Presidente Cavaco Silva no encerramento da comemoração dos 60 anos da morte de Aquilino Ribeiro

25.05.2024

Presidente Cavaco Silva no encerramento da comemoração dos 60 anos da morte de Aquilino Ribeiro

O ex-Presidente da República, Prof. Doutor Aníbal Cavaco Silva, esteve presente na cerimónia de encerramento das comemorações dos 60 anos da morte do escritor Aquilino Ribeiro, que teve lugar no Panteão Nacional no dia 25 de Maio, com a presença da Ministra da Cultura. A cerimónia contou com intervenções musicais a cargo da orquestra do Conservatório Regional de Música de Ferreirim, Sernancelhe e envolveu as autarquias de Moimenta da Beira, Paredes de Coura, Sernancelhe e Vila Nova de Paiva.

Nesta ocasião, teve lugar a apresentação da reedição da obra Geografia Sentimental, promovida pelo Município de Sernancelhe e pela Bertrand, que tem um prefácio da autoria do ex-Presidente. A obra foi apresentada pelo neto do escritor, Prof. Aquilino Ribeiro Machado. O Prof. Cavaco Silva proferiu, no final da sessão, uma breve alocução: 

Homenagem a Aquilino Ribeiro

Pela segunda vez regresso ao Panteão Nacional para lembrar e homenagear um dos grandes vultos da literatura portuguesa do século XX, Aquilino Ribeiro. A primeira foi em setembro de 2007 aquando da trasladação dos seus restos mortais, cerimónia a que tive a honra de presidir.

Agora, no encerramento das comemorações dos 60 anos da sua morte e na apresentação da reedição da sua obra Geografia Sentimental que, para surpresa de muitos, inclui um prefácio da minha autoria.

Quero começar por vos dizer que foi com imensa estranheza que recebi o convite para escrever o prefácio e que resisti muito em aceitá-lo.

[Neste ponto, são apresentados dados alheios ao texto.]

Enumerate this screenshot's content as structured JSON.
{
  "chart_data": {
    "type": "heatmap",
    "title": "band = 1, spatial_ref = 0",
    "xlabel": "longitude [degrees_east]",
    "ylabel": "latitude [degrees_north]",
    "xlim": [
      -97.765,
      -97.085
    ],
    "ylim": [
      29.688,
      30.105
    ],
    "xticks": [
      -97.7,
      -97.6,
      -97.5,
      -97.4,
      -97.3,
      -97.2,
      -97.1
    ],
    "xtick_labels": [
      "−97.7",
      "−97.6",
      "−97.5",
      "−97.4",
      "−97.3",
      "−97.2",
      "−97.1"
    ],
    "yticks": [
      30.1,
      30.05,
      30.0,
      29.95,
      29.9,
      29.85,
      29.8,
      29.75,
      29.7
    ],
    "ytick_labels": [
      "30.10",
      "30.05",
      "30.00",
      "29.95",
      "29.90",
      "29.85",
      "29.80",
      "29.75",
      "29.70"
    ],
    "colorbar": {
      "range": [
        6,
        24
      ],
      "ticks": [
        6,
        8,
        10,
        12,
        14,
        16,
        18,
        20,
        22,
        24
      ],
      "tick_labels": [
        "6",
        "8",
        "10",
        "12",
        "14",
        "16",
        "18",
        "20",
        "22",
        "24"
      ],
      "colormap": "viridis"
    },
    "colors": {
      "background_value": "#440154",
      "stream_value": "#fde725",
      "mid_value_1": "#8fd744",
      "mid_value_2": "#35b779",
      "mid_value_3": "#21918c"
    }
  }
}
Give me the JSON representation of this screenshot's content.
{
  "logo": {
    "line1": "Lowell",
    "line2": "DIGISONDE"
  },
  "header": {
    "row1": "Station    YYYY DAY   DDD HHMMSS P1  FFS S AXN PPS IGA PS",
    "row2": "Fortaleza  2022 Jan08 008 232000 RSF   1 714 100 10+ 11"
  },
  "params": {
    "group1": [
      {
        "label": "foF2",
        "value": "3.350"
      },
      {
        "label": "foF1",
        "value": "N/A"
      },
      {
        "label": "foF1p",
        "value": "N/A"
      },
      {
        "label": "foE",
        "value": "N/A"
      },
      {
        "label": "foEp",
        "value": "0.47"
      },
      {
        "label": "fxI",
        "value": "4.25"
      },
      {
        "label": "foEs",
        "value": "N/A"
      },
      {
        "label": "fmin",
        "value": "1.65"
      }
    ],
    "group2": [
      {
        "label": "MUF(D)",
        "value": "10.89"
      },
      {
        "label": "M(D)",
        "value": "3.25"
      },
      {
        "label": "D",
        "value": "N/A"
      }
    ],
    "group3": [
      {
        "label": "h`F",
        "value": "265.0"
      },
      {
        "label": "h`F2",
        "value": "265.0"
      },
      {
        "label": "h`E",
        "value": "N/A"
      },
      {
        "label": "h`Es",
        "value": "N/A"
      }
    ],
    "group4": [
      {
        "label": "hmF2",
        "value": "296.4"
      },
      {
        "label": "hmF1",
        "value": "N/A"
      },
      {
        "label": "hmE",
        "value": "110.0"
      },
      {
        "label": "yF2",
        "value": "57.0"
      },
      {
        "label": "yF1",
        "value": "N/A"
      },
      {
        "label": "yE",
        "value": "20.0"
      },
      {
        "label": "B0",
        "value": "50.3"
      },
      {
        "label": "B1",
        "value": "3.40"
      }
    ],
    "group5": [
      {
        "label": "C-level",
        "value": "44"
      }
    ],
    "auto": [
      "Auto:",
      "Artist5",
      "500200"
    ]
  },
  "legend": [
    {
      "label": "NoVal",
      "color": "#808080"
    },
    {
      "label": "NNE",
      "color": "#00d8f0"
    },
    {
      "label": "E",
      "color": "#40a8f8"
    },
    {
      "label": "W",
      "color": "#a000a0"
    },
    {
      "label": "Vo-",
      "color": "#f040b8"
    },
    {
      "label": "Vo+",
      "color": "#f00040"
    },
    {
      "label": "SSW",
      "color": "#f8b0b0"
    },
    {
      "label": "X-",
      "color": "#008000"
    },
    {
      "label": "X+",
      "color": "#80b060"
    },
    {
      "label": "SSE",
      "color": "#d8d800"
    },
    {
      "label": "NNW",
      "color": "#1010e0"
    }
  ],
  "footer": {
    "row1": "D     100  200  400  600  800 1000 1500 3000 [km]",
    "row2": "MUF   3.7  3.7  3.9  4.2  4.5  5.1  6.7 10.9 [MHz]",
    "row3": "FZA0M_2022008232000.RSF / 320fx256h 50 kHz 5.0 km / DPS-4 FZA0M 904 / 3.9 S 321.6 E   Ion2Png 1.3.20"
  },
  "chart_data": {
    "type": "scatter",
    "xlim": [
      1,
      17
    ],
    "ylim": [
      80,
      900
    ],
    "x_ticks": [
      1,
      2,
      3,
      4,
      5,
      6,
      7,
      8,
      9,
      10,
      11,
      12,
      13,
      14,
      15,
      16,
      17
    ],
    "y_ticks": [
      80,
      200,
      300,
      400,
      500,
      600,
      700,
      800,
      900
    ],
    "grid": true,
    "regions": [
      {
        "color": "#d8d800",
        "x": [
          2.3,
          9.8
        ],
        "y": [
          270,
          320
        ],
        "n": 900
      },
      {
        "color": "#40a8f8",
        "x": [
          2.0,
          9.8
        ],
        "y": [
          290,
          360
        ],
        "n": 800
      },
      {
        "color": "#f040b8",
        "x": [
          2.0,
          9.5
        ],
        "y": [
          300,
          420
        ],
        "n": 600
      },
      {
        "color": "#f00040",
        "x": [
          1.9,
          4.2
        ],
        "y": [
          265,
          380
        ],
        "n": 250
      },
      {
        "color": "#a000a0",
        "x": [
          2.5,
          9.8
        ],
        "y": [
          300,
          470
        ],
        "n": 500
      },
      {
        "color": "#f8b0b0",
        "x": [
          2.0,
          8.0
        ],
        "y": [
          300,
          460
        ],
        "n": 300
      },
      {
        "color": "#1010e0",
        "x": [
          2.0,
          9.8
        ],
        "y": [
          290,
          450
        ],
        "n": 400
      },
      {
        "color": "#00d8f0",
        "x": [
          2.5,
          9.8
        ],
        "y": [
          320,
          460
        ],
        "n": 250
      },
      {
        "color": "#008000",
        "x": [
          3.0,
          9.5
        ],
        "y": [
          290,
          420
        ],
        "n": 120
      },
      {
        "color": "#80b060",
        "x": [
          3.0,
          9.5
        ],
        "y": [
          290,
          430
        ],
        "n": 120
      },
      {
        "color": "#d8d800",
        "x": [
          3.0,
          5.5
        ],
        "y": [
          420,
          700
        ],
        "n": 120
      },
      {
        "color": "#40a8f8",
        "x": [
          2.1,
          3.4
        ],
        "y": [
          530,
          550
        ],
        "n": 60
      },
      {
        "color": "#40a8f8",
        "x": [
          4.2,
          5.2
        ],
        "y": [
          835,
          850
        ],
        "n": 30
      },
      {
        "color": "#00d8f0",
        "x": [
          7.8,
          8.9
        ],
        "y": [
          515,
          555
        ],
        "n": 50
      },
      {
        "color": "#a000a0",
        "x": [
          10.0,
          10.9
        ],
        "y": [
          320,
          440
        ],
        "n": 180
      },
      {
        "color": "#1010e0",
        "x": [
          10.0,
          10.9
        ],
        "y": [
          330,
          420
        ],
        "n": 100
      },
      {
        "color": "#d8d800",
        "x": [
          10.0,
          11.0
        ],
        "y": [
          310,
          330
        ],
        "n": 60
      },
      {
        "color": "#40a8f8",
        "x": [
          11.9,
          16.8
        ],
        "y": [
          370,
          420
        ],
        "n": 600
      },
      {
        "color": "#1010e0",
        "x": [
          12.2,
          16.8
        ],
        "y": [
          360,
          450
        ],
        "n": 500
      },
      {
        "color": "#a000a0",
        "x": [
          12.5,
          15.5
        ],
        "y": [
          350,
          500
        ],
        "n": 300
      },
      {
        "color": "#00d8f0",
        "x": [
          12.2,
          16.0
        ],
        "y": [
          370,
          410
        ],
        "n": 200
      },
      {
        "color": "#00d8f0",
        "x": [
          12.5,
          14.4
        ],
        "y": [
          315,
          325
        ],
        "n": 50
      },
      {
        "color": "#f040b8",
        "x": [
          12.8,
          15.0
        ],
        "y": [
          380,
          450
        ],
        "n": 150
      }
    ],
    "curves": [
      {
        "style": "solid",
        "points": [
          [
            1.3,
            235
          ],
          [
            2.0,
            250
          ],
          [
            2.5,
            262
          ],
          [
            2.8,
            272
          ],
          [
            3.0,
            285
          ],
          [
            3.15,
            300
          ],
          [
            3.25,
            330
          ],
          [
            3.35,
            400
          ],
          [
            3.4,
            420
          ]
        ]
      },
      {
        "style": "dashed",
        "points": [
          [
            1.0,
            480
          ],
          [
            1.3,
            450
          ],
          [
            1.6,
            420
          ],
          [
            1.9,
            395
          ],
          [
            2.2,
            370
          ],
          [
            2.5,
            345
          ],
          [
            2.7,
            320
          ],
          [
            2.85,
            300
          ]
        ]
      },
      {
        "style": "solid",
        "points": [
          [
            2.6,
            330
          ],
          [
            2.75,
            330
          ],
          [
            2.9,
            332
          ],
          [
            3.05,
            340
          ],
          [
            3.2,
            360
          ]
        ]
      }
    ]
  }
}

A minha especialidade, como é bem sabido, é a economia, as finanças públicas e, também um pouco, a integração europeia, principalmente a União Económica e Monetária, a Zona Euro.

Ouvi os argumentos que me foram apresentados para que aceitasse o convite para escrever o prefácio. Mas confesso que só acedi por manter desde há muito tempo uma forte ligação afetiva ao distrito de Viseu e em particular a Sernancelhe, terra natal de Aquilino, capital da castanha como costumo dizer, e que faz parte das boas memórias da minha vida política.

Durante alguns dias andei a meditar sobre como me desembaraçar de tal incumbência. Decidi começar com uma justificação política da aceitação do convite para escrever o prefácio da Geografia Sentimental.

Tomando como referência o mundo rural e a interioridade da Beira Alta na primeira metade do século XX, o isolamento e a pobreza das populações, a falta de equipamentos sociais, a ausência de oportunidades para subir na vida que inspiravam Aquilino Ribeiro, aproveitei para lembrar a minha responsabilidade como político pela profunda mudança dessa geografia que teve lugar nos anos 80 e 90 do século passado e o esforço desenvolvido para melhorar a coesão territorial.

Lembrei um pouco do que foi feito durante a minha década de Primeiro-Ministro, assim como os bons exemplos de mudança que trouxeram às “Terras do Demo” uma nova energia que tive a oportunidade de testemunhar nos meus roteiros pelo interior do país como Presidente da República.

Tenho a certeza de que Aquilino se alegraria com essas mudanças que ocorreram nas terras da sua Beira.

Percebi, no entanto, que não podia ficar-me por uma justificação política da decisão de aceitar escrever o prefácio.

Voltei a ler Geografia Sentimental em que, por obrigação escolar, tinha contactado apressadamente há várias décadas.

Embora se possa pensar que, perante o subtítulo do livro – “História, Paisagem, Folclore” – se trata de um manto de retalhos, o certo é que encontrei nele um fio condutor do princípio ao fim: o rio Vouga.

É uma viagem inesquecível por caminhos de pedras em que vamos encontrando paisagens extremas, aldeias e gentes com as suas histórias mágicas em cada curva, gentes de fibra rija, determinada a enfrentar as agruras da vida.

Ler hoje a Geografia Sentimental, contemplar a extraordinária qualidade da prosa de Aquilino, é entrar numa Beira e num tempo que tem muito para nos ensinar, é um enriquecimento da alma. Aconselho as novas gerações a fazê-lo.

Felicito as Câmaras Municipais, a Bertrand Editora e todos os outros que se empenharam na realização do programa de homenagens a Aquilino Ribeiro, um dos maiores prosadores portugueses do século XX que bem merece ser lembrado e admirado.

Neste local solene onde repousam os seus restos mortais, longe da interioridade que Aquilino tão bem descreveu na sua prosa, saudamos a sua memória.